As far as the environment is concerned and the fight to mitigate and eradicate the harm caused by climate change, will this year be better than last?

My 11-year-old son Rafa said something to me recently when we were driving in the car. He asked me: “Dad, why do we continue to destroy the planet? There will be nothing left for future generations.”

Pretty profound for an 11-year-old.

Water Pollution With Plastic Bags In River
Illustration: Freepik

These simply put questions set me on a much deeper reflection.

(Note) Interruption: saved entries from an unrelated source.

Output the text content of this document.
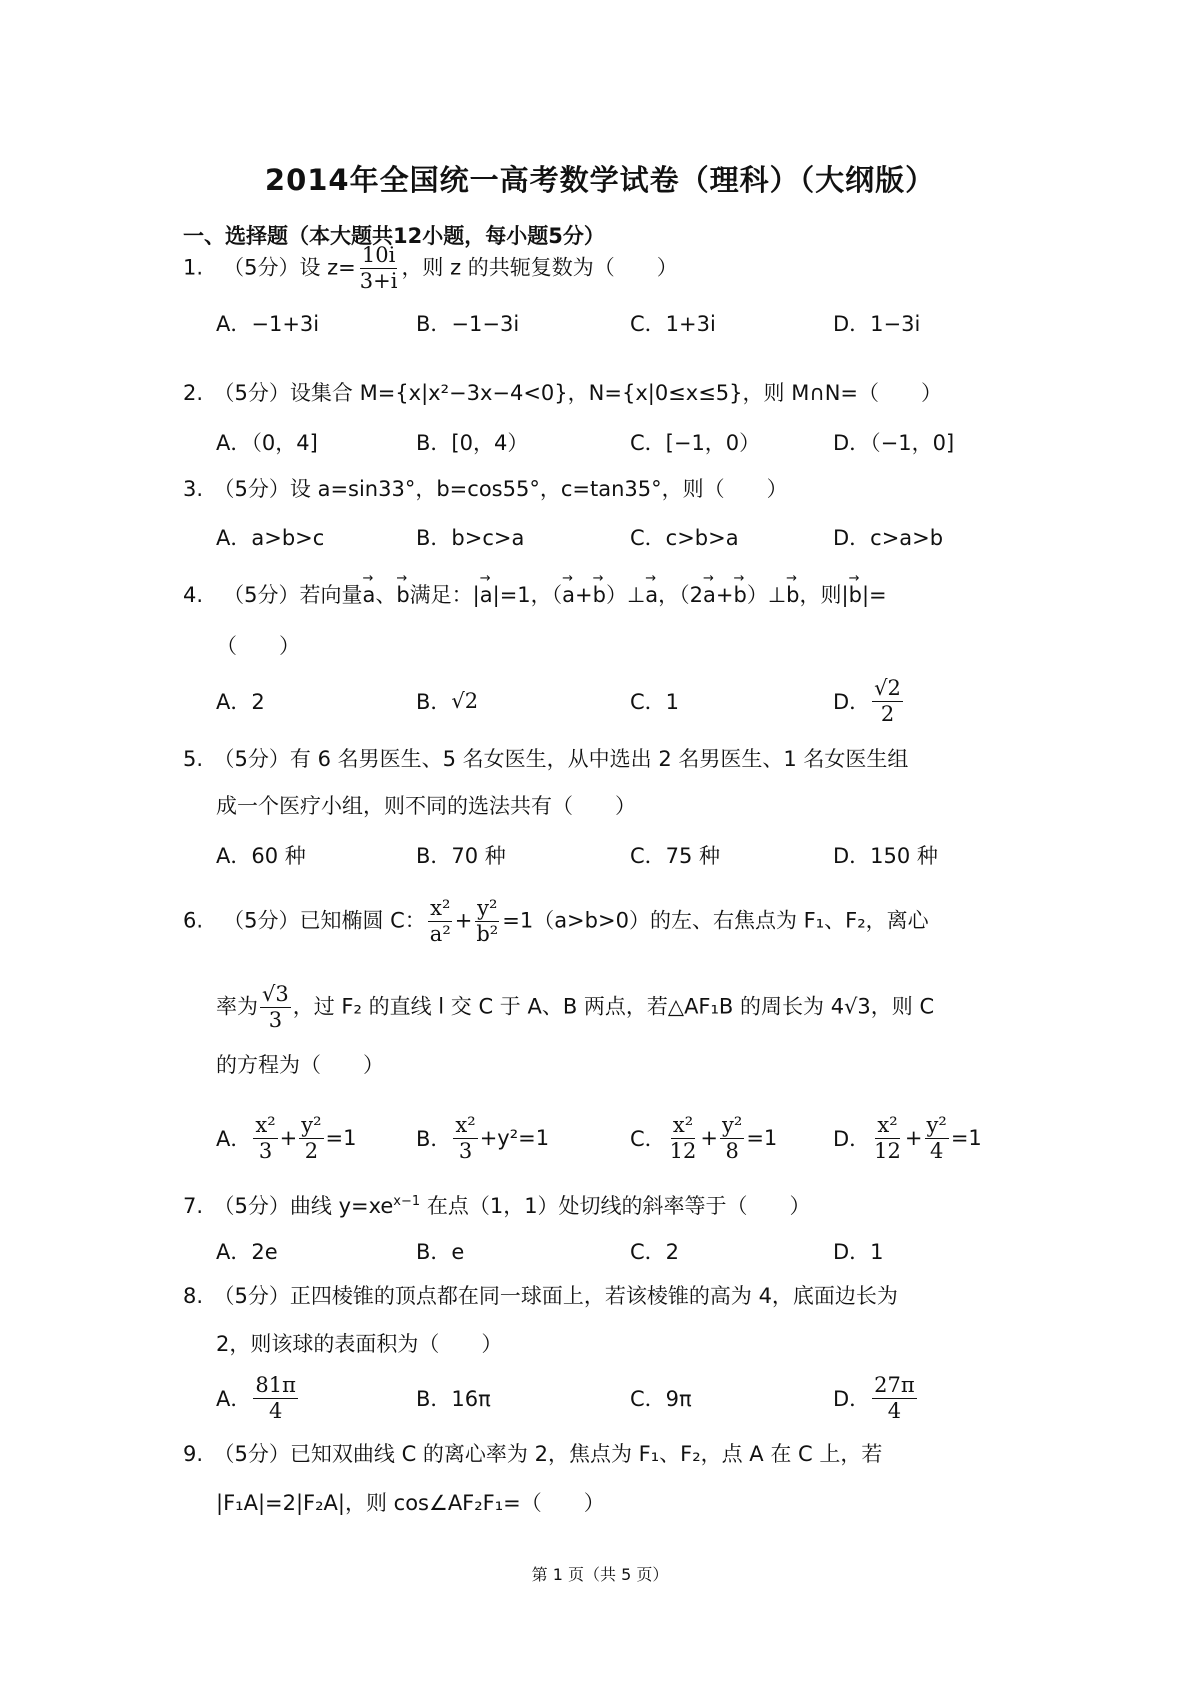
2014年全国统一高考数学试卷（理科）（大纲版）
一、选择题（本大题共12小题，每小题5分）
1. （5分）设 $z= \frac{10i}{3+i}$ ，则 z 的共轭复数为（　　）
A．−1+3i	B．−1−3i	C．1+3i	D．1−3i
2.　（5分）设集合 M={x|x²−3x−4<0}，N={x|0≤x≤5}，则 M∩N=（　　）
A．（0，4]	B．[0，4）	C．[−1，0）	D．（−1，0]
3.　（5分）设 a=sin33°，b=cos55°，c=tan35°，则（　　）
A．a>b>c	B．b>c>a	C．c>b>a	D．c>a>b
4. （5分）若向量→ a、→ b满足：|→ a|=1，（→ a+→ b）⊥→ a，（2→ a+→ b）⊥→ b，则|→ b|=
（　　）
A．2	B． √2	C．1	D． $\frac{√2}{2}$
5.　（5分）有 6 名男医生、5 名女医生，从中选出 2 名男医生、1 名女医生组
成一个医疗小组，则不同的选法共有（　　）
A．60 种	B．70 种	C．75 种	D．150 种
6. （5分）已知椭圆 C： $\frac{\text{x²}}{\text{a²}} + \frac{\text{y²}}{\text{b²}} =1(a>b>0)$的左、右焦点为 F₁、F₂，离心
率为 $\frac{√3}{3}$ ，过 F₂ 的直线 l 交 C 于 A、B 两点，若△AF₁B 的周长为 4√3，则 C
的方程为（　　）
A． $\frac{\text{x²}}{3} + \frac{\text{y²}}{2} =1$	B． $\frac{\text{x²}}{3} +y^2=1$	C． $\frac{\text{x²}}{12} + \frac{\text{y²}}{8} =1$	D． $\frac{\text{x²}}{12} + \frac{\text{y²}}{4} =1$
7.　（5分）曲线 $y=xe^{x-1}$ 在点（1，1）处切线的斜率等于（　　）
A．2e	B．e	C．2	D．1
8.　（5分）正四棱锥的顶点都在同一球面上，若该棱锥的高为 4，底面边长为
2，则该球的表面积为（　　）
A． $\frac{81\pi}{4}$	B．16π	C．9π	D． $\frac{27\pi}{4}$
9.　（5分）已知双曲线 C 的离心率为 2，焦点为 F₁、F₂，点 A 在 C 上，若
|F₁A|=2|F₂A|，则 cos∠AF₂F₁=（　　）
第 1 页（共 5 页）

In many ways, world events are allied to climate change.

When you consider what’s going on in the world –

·         Putin’s inhumane and disastrous invasion of Ukraine is nearing its first anniversary and is highly unlikely to be resolved anytime soon.

·         The number of people facing starvation on the African continent continues to rise.

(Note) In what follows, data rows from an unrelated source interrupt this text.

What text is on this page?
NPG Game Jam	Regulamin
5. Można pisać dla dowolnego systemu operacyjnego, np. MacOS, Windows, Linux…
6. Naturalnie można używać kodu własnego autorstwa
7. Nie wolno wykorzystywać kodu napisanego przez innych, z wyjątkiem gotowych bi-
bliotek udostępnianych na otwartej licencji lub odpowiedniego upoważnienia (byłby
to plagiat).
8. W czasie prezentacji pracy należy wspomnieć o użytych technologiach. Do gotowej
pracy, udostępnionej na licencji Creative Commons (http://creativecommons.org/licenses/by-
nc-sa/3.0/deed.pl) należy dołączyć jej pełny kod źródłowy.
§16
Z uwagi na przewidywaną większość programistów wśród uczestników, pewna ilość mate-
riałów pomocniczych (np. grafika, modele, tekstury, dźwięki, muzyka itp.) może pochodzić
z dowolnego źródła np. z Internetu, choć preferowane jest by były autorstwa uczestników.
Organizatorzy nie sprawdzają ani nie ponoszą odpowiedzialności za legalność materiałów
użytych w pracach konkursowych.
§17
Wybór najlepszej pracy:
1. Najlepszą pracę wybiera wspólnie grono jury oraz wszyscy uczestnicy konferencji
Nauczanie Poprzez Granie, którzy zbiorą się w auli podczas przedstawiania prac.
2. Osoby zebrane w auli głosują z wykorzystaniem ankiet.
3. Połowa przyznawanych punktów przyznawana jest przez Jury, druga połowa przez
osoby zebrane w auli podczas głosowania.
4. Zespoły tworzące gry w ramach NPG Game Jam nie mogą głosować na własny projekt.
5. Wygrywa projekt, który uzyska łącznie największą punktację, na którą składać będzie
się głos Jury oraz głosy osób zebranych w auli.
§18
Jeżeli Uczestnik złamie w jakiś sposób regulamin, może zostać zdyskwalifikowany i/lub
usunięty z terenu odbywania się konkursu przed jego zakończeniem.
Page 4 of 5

·         Kim ‘Wrong-Un’ is hell-bent on increasing his nuclear threat.

·         The Arab/Israeli conflict will undoubtedly escalate with the election of the far-right Benjamin Netanyahu.

·         The Taliban will continue to take women’s rights back to pre-historic levels in Afghanistan.

·         China will ramp up its claims over Taiwan this year, giving America the opportunity to fight another war abroad.

And I don’t have enough column space to go into Myanmar, Columbia, Haiti, Sudan, Lebanon, Nigeria, The Sahel, Yemen or Ethiopia.

I think you’ve got the message…. the world is a messed-up place.

Reflecting on some of the major environmental issues of last year tells a similar story.

·         Hurricane Ian caused havoc in Cuba and the US.

·         Extreme drought in Europe saw river levels drop to the lowest levels on record. Spain’s reservoirs fell to the lowest levels for more than 30 years. End result – billions of euros of losses to the agriculture, livestock and energy generation sectors.

·         Unprecedented floods in China.

·         Despite the floods in China huge areas suffered drought conditions.

·         Floods in Australia.

·         Super intense monsoon season in Pakistan inundated a significant part of the country killing over a million livestock and destroying 10 million acres of crops. Some 7 million people were forced to evacuate their homes and nearly 2,000 people died.

·         Storm Eunice hit northern and Central Europe in February. Billions of euros of damage was caused in Belgium, Germany, Ireland, Poland, the UK and the Netherlands.

·         Continued deforestation in Brazil caused reduced rainfall and ensuing drought.

·         Hurricane Fiona struck Puerto Rico, Dominican Republic and Canada. It was the most intense tropical storm ever.

·         Biggest floods in South Africa ever recorded.

NOT A GOOD YEAR FOR THE ENVIRONMENT.

Will this year be any better?

Sadly, I very much doubt it. Expect to hear even more hollow promises and commitments from the same people who could actually make a difference.